U2 ‘incredibly grateful’ to receive US culture award

Dublin rock supergroup U2 has been awarded one of America’s most prestigious cultural awards, a Kennedy Center Honor.

Every year since 1978, the John F Kennedy Centre for the Performing Arts – a large cultural centre in Washington DC dedicated to President John F. Kennedy as a “living memorial” – honours five people who have made an outstanding contribution to US culture over their lifetime.

Alongside U2, this year’s other recipients are actor George Clooney, singer-songwriter Amy Grant, singer Gladys Knight and composer Tania León.

Dave Evans, also known as The Edge, spoke for the group at a formal presentation of the awards at the US State department on Saturday night.

“We are incredibly grateful and proud to receive this honour named after a great American, John F. Kennedy, who also happens to be of Irish descent and this I have to say means so much to us.”

He noted that the band played its very first gig in the US 42 years ago on 6 December, in the Ritz in New York.

“We had big dreams and like so many people in Ireland, America was the focus of those dreams. There is such a close bond between U2 and this country, and we can’t fully explain it but since that very first gig, we’ve always felt warmth and love, but this tonight goes way above and beyond.”

On the way into the Kennedy Center gala concert, lead singer Bono was asked by RTÉ News how it felt to be honoured as an Irish band for its contribution to American culture.

“As an Irish person – as an Irish band – that was amazing,” he said.

“But you know to have the red carpet rolled out for you in the White House sounds a little bit mad for a band like us, but in a certain sense if our band’s about any single word.. it’s freedom. And that house, you know, that place. That’s where freedom lives. And especially in this time you know, you never thought freedom would be on under such threat.”

US President Joe Biden attended both the formal awards in the state department and the gala concert in the Kennedy Center. He also hosted a reception for the honourees at the White House.

Mr Biden said that U2’s music is a bridge between Ireland and America and described the countries as two friends, linked in memory and imagination.

He added that the four members of U2 were inheritors of the Irish tradition of poetry and protest and had a belief in the dignity of all people.

He quoted Bono saying “music can change the world because it can change people” and said U2 has changed the world and continued to do so.

“From this Irish-American President in a White House designed by Irish hands I want to thank U2 for all you have done, you really make a difference.”

Numerous Senators and members of the House of Representatives were also at the concert, along with others from Hollywood, the music industry, the wider arts community and the business world.

The Kennedy Center Honors are awarded to artists who “over a long and distinguished career have made a significant contribution to American culture”.

The honourees are chosen by a committee of previous honourees, and people associated with the Kennedy Center, like its President Deborah F. Rutter.

Asked why it was honouring an Irish band she said “the Kennedy Center Honors is about recognising the lifetime achievement and the impact of artists on American culture.

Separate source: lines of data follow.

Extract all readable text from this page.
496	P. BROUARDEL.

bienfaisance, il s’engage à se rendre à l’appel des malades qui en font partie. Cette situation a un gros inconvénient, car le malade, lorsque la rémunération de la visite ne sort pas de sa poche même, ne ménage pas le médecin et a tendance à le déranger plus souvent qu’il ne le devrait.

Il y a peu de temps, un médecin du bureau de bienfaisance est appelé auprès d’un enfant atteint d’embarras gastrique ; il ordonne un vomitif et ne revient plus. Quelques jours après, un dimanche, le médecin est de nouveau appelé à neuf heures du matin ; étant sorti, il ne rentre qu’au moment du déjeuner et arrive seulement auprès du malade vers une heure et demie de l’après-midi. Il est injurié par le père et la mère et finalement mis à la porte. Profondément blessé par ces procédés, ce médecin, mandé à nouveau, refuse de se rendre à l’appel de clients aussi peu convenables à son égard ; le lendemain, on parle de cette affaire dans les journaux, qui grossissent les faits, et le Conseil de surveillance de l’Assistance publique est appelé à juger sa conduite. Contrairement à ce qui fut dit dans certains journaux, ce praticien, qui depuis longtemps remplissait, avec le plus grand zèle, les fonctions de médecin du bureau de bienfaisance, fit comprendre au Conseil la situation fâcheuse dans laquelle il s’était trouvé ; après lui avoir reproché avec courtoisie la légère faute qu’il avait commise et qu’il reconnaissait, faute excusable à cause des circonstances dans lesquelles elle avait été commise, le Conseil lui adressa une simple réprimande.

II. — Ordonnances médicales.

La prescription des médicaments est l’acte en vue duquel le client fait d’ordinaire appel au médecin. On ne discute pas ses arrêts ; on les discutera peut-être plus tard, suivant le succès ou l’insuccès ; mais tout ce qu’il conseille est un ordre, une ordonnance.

So it’s very easy to be honouring U2 and those four gentlemen, because they have had such an enormous impact on who we are as Americans. And many generations of Americans and certainly, all of us who are alive and on this planet today.

“They have had such an extraordinary, powerful platform, not just for making great music, with great poetry, but really giving so much more of themselves to try and make a positive impact in the world.

“This is something I believe fervently in which is the role of the artist as citizen and a global citizen, using the art form to make the world a better place. And if that doesn’t speak to who U2 are, I don’t know what does”.

Actor Sean Penn read the citation for the band saying it was “entirely fitting that America bestows its highest honour in the creative realm on these four scrappy Dublin punks”.

U2 are only the fourth rock or pop group to be honoured.

The others are Led Zeppelin, The Eagles, and Earth Wind and Fire. The trio behind the hit musical “Hamilton” were also honoured as a collective.

The Kennedy Center awards will be broadcast in the US on CBS television on 28 December.